Hi, everyone. Just wanted to say that overall I am feeling a bit better about my transition and the changes I'm seeing. But I'm a little concerned about something. You see, about four months before I started HRT I was put on zoloft, the anti-depressant for situational depression, and to help my OCD. Zoloft did make some changes, such as getting rid of a lot of my paranoia, and decreasing my sex drive dramatically, but I felt kind of like a zombie overall, and I had to sleep constantly. I will say, however, that it cleared my head enough to know that I wanted to transition.

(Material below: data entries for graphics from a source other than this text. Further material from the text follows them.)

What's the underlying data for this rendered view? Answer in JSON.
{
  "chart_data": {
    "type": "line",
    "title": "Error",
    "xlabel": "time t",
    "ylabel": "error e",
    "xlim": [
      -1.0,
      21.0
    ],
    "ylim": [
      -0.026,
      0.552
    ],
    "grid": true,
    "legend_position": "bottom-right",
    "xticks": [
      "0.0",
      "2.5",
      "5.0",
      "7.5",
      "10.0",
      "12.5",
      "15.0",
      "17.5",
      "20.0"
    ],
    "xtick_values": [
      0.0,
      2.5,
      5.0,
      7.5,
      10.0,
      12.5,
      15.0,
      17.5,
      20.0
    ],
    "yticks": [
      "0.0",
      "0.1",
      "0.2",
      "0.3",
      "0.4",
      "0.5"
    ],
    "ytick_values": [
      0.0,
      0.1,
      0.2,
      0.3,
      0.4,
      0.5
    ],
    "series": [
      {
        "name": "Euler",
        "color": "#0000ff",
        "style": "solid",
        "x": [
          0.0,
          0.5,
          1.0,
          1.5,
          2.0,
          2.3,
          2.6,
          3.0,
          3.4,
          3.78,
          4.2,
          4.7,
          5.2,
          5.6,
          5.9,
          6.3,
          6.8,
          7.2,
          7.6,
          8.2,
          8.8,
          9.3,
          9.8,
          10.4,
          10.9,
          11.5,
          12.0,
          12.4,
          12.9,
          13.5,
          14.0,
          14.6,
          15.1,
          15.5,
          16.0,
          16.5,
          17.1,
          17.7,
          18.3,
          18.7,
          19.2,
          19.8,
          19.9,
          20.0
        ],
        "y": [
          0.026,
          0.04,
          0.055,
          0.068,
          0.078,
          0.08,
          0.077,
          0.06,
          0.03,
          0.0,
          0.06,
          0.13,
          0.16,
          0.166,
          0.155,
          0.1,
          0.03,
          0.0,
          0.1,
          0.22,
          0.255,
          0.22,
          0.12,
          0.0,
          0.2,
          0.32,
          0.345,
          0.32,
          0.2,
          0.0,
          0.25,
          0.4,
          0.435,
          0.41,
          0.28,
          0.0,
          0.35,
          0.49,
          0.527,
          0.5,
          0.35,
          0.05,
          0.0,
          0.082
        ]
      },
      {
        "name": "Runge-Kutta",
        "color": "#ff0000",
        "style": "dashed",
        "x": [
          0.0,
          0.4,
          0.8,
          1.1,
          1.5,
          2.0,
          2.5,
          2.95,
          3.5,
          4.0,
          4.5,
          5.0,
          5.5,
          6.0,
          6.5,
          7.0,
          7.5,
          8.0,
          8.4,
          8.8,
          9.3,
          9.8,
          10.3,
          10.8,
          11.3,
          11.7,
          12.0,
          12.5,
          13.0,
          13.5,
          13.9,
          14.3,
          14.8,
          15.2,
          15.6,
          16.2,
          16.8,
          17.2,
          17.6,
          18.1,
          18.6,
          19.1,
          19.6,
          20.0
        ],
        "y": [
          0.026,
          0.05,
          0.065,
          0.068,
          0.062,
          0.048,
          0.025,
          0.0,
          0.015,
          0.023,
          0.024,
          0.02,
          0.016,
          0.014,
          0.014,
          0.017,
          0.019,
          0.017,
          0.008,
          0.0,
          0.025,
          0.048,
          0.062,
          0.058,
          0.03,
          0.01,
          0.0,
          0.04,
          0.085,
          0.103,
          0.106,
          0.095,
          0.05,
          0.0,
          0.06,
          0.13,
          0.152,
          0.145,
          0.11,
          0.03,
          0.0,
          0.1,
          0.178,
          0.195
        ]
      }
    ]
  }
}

Anyway, I started HRT five months after Zoloft, and within two months, I found that I felt a bit more focused, and strangely enough, my back pain went away almost entirely. That plagued me for a long time. But I had confusing feelings, and I wanted to figure out what was the zoloft, and what was the hormones. So I asked my doctor to wean me off of the zoloft. It's been two weeks now, and these have been the toughest two of my transition. I feel weird, depersonalized, out of body more than ever, and confused and fatigued. I also developed vertigo. To my surprise, I found out that quitting zoloft can have big repercussions on your body and mind, and every one of the things I just listed were symptoms. Is it possible that this is what I'm feeling at the moment? I mean, no doubt there is a lot going on in my head chemistry right now, with new hormones being introduced, and the withdrawal of a medication. I am finding that my sex drive is bouncing back, which is nice, but I'm also getting a little hazier in the head, and my back pain is back. Does that mean hormones were NOT fixing anything like I thought? :/ Either way, I feel like I have to continue the weaning off. I don't want to feel as much like a zombie.
My therapist (not my zoloft doctor) said that she finds zoloft can take up to two months to fully get out of your system, and the withdrawal effects go away. Right now, I'm trying to simply believe that much of it is that, and going to try not to worry too much about what it could mean for my trans identity.